Effectively Navigating Discovery To Avoid Titanic Disaster
Kate Gould, Esq.
January 14, 2026
Once the initial pleadings are exchanged, it is typically full steam ahead to a lengthy discovery phase which can be rather cumbersome depending on the nature of the case. For many litigators, responding to written discovery requests is a task they are more than happy to pass off to a more junior attorney. However, actively engaging in the discovery process is crucial for all lawyers who have an appearance in the case. Why? Senior attorneys must not only properly manage the file to avoid a potential costly claim, but discovery is also where you truly learn about your case. In other words, what your client shared in the initial meeting may only be the tip of the iceberg.
Look out for these common obstacles as you move through the discovery process. By viewing the process of answering Interrogatories and Requests for Production as an opportunity to thoroughly examine the facts of the case, you can facilitate a prompt resolution for your client as well as mitigate the risk of a legal malpractice claim:
Requests for Admissions – An opposing party may send Admissions in an effort to streamline the facts and issues in your case. While I’m no longer in private practice, just referring to Requests for Admissions still sends a chill down my spine because one missed deadline can sink the whole ship. Federal Rule of Civil Procedure 36 – and likely your state’s version of this Rule – requires that Requests for Admissions be answered within thirty days of service, or they are deemed admitted. A matter admitted under this Rule is conclusively established unless the court permits it to be withdrawn or amended. To ensure you do not find yourself in the precarious position of petitioning the court for withdrawal or amendment due to your oversight, calendar this deadline – with a few intermittent reminders – so you or the attorney you delegated this task to timely and sufficiently responds.
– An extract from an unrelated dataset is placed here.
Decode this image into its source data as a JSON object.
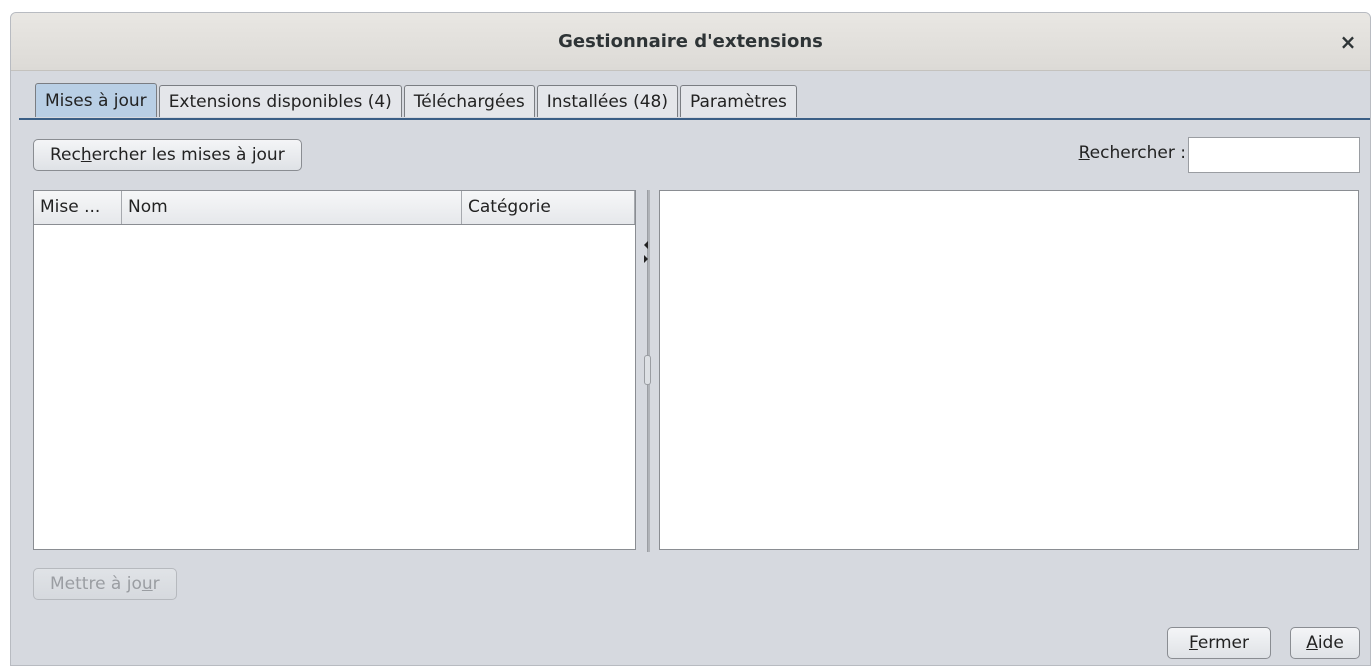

Collecting your client’s information for responses – Depending on the client’s sophistication and your relationship with the client, simply sending a copy of the discovery requests and asking them to provide their answers and responsive documents may not be an efficient means of obtaining the accurate information you require. You might need to set up a meeting to go through the Interrogatories or go to their office and physically comb through their files for responsive documents. And, to avoid being surprised at a deposition (“But I thought the old lady dropped it into the ocean at the end?”) or by the opposing party’s discovery responses, you should also make sure you review all your client’s social media platforms so you do not misrepresent the truth of their allegations or fail to produce all records responsive to the document request.
Privilege logs – While not warranted in every case, preparing a privilege Iog can aid in the discovery process by effectively communicating the privilege instead of inappropriately withholding documents without an explanation. Depending on your case, a traditional privilege log in which you provide a detailed description of each document and the claimed privilege may be necessary. To avoid discovery disputes later in the case, confer with opposing counsel to establish privilege log requirements before discovery begins and document those requirements in an electronically stored information (“ESI”) agreement. Not only does this put the respective parties in a better position to efficiently exchange information, but it can also give your client peace of mind to know that privileged documents will be identified. What’s more, it should discourage them from taking matters into their own hands and withholding documents without your knowledge.
Whether you are handling the written discovery responses yourself or assigning their completion to someone else, be sure you are ultimately steering the ship in the discovery process. A case can easily be bogged down in the discovery phase by multiple requests for extensions of time due to a lack of diligence. Only request extensions when necessary. And, by quickly responding to the other side’s discovery requests, you will be better positioned to hold them accountable to staying on task or, if necessary, filing a Motion to Compel, assuming your responses were timely served.
The discovery phase of any case can be tedious, but by successfully navigating the sometimes choppy waters of responding to written discovery requests, you’ll feel like you’re the King of the World!